Wow, Bocah 12 Tahun Ini Sudah Bisa Beli Mobil Mewah Sendiri

oleh -
Alyssa Dezek yang membeli mobil mewah dengan hasil kerja kerasnya. Foto: Instagram

Wow, Bocah 12 Tahun Ini Sudah Bisa Beli Mobil Mewah Sendiri

RADARBANDUNG.id- BARU-baru ini seorang bocah 12 tahun di Malaysia sontak viral lantaran di usia belianya sudah membeli mobil mewah sendiri yaitu Toyota Alphard Vellfire. Gadis kecil itu bernama Alyssa Dezek.

Dia berhasil berhasil membeli mobil seharga 250 ribu Ringgit Malaysia atau sekitar Rp840 juta dari hasil kerja kerasnya.

Dikutip dari laman Cnalifestyle, Rabu (8/7), penyanyi cilik berambut panjang itu memang cukup dikenal di Negeri Jiran. Bahkan dia memiliki channel YouTube yang subcribe-nya lebih dari 3 juta.

Dari hasil kerja kerasnya baik di YouTube maupun di dunia nyata, Alyssa berhasil mengumpulkan uang untuk membeli mobil mewah asal Jepang itu.
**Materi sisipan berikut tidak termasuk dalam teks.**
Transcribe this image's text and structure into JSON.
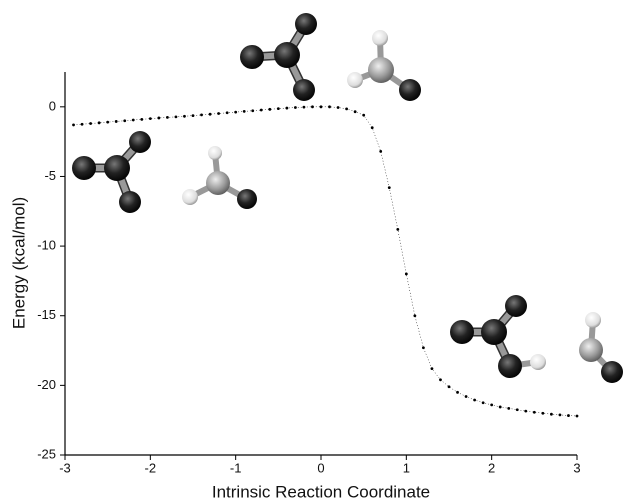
{
  "chart_data": {
    "type": "scatter",
    "xlabel": "Intrinsic Reaction Coordinate",
    "ylabel": "Energy (kcal/mol)",
    "x": [
      -2.9,
      -2.8,
      -2.7,
      -2.6,
      -2.5,
      -2.4,
      -2.3,
      -2.2,
      -2.1,
      -2.0,
      -1.9,
      -1.8,
      -1.7,
      -1.6,
      -1.5,
      -1.4,
      -1.3,
      -1.2,
      -1.1,
      -1.0,
      -0.9,
      -0.8,
      -0.7,
      -0.6,
      -0.5,
      -0.4,
      -0.3,
      -0.2,
      -0.1,
      0,
      0.1,
      0.2,
      0.3,
      0.4,
      0.5,
      0.6,
      0.7,
      0.8,
      0.9,
      1.0,
      1.1,
      1.2,
      1.3,
      1.4,
      1.5,
      1.6,
      1.7,
      1.8,
      1.9,
      2.0,
      2.1,
      2.2,
      2.3,
      2.4,
      2.5,
      2.6,
      2.7,
      2.8,
      2.9,
      3.0
    ],
    "values": [
      -1.3,
      -1.25,
      -1.2,
      -1.15,
      -1.1,
      -1.05,
      -1.0,
      -0.95,
      -0.9,
      -0.85,
      -0.8,
      -0.76,
      -0.72,
      -0.68,
      -0.63,
      -0.58,
      -0.53,
      -0.48,
      -0.43,
      -0.38,
      -0.33,
      -0.28,
      -0.23,
      -0.18,
      -0.13,
      -0.09,
      -0.05,
      -0.02,
      0,
      0,
      0,
      -0.05,
      -0.15,
      -0.35,
      -0.6,
      -1.5,
      -3.2,
      -5.8,
      -8.8,
      -12.0,
      -15.0,
      -17.3,
      -18.8,
      -19.6,
      -20.1,
      -20.5,
      -20.8,
      -21.05,
      -21.25,
      -21.4,
      -21.55,
      -21.65,
      -21.75,
      -21.85,
      -21.93,
      -22.0,
      -22.07,
      -22.12,
      -22.17,
      -22.2
    ],
    "color": "#000000",
    "xlim": [
      -3,
      3
    ],
    "xticks": [
      -3,
      -2,
      -1,
      0,
      1,
      2,
      3
    ],
    "ylim": [
      -25,
      2.5
    ],
    "yticks": [
      -25,
      -20,
      -15,
      -10,
      -5,
      0
    ]
  }
}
Bahkan ia memposting foto dirinya di sebuah mobil mewahnya di media sosial Instagram saat dirinya baru membeli mobil petama. “Puji Tuhan. My first car,” tulis @alyssa_dezek official.

Namun rupanya dirinya mendapatkan reaksi negatif dari netizen karena dia dianggap terlalu berlebihan membeli mobil tersebut. Netizen menyarankan di usia yang masih terbilang muda lebih baik uangnya digunakan untuk biaya pendidikannya.

Tak hanya itu, ibu dari bocah itu, Suzanne, juga dituduh memanfaatkan kepopuleran anaknya demi meraup keuntungan pribadinya.

Ibu Alyssa pun membalas komentar netizen. Dia mengatakan, mobil itu memang murni keinginan anaknya sendiri dan akan digunakan untuk jalan-jalan bersama keluarga serta bekerja.

Ibunya juga menjelaskan bahwa suaminya merupakan seorang pilot maskapai penerbangan dan bisa membeli mobil sendiri. “Banyak netizen mengatakan suami saya dan saya ingin memanfaatkan Alyssa untuk membeli mobil. Mereka tidak tahu bahwa ayah Alyssa bekerja sebagai kapten maskapai-dia mampu membeli mobil itu,” ucap ibu Alyssa.

Meskipun Alyssa masih aktif sebagai artis cilik, tetapi ibunda bersama ayahnya terus mendorong agar anaknya lebih mengutamakan pendidikan.